With the draft two weeks later than it has been in year’s past, the 2014 rookie class has even less time to get up to speed when it comes to getting adjusted to life in the league. That means no more traditional rookie camp, a process that saw the rookies come to Foxboro, work out with their fellow first-year players and then return home before coming back again in June for mandatory minicamps.
Instead, the first-year players were at Gillette Stadium on Tuesday with the vets. And while they didn’t get a chance to mix much with the veterans — other than a few introductions — they know there’s some pressure as they work to grasp every little thing about life in the NFL at a quicker than usual pace.
‘Now the draft’s so late, we’ll just bring them in and keep them here,’ said Patriots coach Bill Belichick shortly after the draft was completed on Sunday. ‘They’re going to have to come in and get oriented to living in a new area, getting transportation, finding their way around, becoming acclimated to New England. Along with the pro football part of it and all that, that’ll just be part of the whole next five or six weeks, or whatever it is.’
In many ways, this draft class can draw some inspiration to the 2011 group, which had its own offseason program cut short because of the lockout. While many of them have enjoyed success over the last two seasons, as a group, some of those players struggled initially as rookies for several reasons, not the least of which was the fact that they didn’t have a traditional offseason program.

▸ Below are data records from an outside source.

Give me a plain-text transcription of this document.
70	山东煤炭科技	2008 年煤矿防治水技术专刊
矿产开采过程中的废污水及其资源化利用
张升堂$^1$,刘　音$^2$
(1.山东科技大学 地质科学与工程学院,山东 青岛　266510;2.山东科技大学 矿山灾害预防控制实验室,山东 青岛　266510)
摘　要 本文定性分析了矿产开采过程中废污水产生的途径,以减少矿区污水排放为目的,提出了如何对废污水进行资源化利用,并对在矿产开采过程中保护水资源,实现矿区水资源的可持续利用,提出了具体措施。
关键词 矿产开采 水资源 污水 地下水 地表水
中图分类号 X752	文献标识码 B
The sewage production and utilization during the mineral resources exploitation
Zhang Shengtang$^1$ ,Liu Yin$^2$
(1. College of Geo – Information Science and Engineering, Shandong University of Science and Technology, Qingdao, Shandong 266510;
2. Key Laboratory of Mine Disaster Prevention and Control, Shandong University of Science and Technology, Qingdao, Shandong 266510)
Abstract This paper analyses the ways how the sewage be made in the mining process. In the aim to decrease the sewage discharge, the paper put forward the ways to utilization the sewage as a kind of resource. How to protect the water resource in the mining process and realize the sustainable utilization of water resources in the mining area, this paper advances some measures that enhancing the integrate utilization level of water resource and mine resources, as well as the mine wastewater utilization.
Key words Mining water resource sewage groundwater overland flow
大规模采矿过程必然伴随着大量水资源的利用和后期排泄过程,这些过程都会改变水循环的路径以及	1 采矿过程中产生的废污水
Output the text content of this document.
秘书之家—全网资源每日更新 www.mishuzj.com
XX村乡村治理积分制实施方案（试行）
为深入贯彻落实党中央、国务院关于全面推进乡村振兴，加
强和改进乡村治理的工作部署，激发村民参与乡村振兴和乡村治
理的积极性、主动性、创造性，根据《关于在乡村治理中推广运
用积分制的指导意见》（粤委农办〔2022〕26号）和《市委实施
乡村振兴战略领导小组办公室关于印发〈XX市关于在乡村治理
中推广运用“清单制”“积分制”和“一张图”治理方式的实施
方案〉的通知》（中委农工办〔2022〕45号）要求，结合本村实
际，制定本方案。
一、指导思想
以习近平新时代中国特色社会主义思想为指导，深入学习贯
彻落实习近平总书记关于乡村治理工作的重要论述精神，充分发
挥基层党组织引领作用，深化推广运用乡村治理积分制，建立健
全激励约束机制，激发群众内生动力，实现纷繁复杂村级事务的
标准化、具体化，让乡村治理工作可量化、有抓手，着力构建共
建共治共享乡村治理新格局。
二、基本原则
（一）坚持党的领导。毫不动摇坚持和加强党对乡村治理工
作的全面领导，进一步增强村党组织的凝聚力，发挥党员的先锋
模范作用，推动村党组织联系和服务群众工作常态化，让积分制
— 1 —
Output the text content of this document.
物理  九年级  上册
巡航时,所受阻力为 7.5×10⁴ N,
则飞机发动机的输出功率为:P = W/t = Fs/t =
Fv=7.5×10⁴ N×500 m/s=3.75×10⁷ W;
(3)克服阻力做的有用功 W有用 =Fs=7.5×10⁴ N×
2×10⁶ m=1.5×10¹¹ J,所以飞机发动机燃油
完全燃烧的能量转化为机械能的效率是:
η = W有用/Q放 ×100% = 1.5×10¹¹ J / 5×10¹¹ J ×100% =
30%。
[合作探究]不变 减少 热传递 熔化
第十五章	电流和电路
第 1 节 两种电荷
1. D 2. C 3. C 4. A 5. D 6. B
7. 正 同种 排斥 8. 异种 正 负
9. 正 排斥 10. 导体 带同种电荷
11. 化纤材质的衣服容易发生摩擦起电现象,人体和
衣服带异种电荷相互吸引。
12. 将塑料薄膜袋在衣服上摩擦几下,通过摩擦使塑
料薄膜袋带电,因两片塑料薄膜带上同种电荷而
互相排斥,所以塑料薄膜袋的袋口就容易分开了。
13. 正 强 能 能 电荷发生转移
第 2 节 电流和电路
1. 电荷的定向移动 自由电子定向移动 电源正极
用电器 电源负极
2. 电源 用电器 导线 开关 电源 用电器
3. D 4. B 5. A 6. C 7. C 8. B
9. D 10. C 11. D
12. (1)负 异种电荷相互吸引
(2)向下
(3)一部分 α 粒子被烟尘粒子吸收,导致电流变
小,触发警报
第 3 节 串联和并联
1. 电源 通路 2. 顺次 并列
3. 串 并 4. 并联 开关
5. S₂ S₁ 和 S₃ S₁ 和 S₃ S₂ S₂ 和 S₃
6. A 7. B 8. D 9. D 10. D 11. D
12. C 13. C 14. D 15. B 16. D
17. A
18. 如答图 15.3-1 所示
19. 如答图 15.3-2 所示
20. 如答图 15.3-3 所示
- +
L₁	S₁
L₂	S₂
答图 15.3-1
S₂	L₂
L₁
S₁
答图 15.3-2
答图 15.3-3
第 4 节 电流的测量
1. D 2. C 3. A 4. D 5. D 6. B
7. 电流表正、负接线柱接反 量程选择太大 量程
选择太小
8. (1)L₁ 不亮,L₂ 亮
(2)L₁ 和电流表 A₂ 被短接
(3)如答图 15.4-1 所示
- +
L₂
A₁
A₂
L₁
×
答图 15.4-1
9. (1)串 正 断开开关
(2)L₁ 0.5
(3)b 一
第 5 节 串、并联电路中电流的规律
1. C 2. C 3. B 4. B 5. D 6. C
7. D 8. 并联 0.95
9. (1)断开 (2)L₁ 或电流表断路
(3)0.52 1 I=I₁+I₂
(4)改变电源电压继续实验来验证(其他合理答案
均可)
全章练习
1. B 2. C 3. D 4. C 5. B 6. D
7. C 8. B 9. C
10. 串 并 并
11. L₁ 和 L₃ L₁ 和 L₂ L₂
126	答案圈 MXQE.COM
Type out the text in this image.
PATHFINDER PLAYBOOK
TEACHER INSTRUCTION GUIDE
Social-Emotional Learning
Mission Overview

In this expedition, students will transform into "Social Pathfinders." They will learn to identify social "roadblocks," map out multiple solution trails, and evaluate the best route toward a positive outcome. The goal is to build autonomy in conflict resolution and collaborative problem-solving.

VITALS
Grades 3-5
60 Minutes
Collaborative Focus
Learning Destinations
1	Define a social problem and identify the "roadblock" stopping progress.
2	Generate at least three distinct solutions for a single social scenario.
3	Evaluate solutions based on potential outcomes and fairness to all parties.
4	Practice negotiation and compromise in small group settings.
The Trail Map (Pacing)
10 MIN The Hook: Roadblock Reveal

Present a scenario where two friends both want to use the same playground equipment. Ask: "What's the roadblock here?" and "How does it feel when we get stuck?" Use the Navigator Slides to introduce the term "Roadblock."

While this group will at least get some offseason work in, the fact that they would have gotten their playbooks and gotten into the system two weeks earlier presents a unique set of challenges when compared to most rookie classes.
In the end, it means doing your best to maximize your time at the facility, a message driven home by Belichick when he met with them shortly after they arrived.
‘Being pushed back, I think two weeks — the draft — it puts us at such a disadvantage compared to the veterans,’ said second-round pick Jimmy Garoppolo. ‘Rookies have enough to catch up on, and now we have that extra bit. Honestly, it makes you study the playbook that much more, getting in the film room and talking to the coaches. Anything can really help you out in the long run.’
‘He was indeed right — we are behind,’ sixth-round pick Zach Moore said when asked about Belichick’s message. ‘As rookies, we have to catch up to these veterans and get on the same page so we can stick around and make the 53-man roster.’
‘Everyone wants to be great, so we’ve got work to do,’ said first-round pick Dominique Easley.
‘We have a lot of work (to do),’ acknowledged sixth-round pick Jon Halapio out of Florida. ‘As a rookie class, we’re way behind from the rest of the team. Right now, we’re just working hard to catch up.’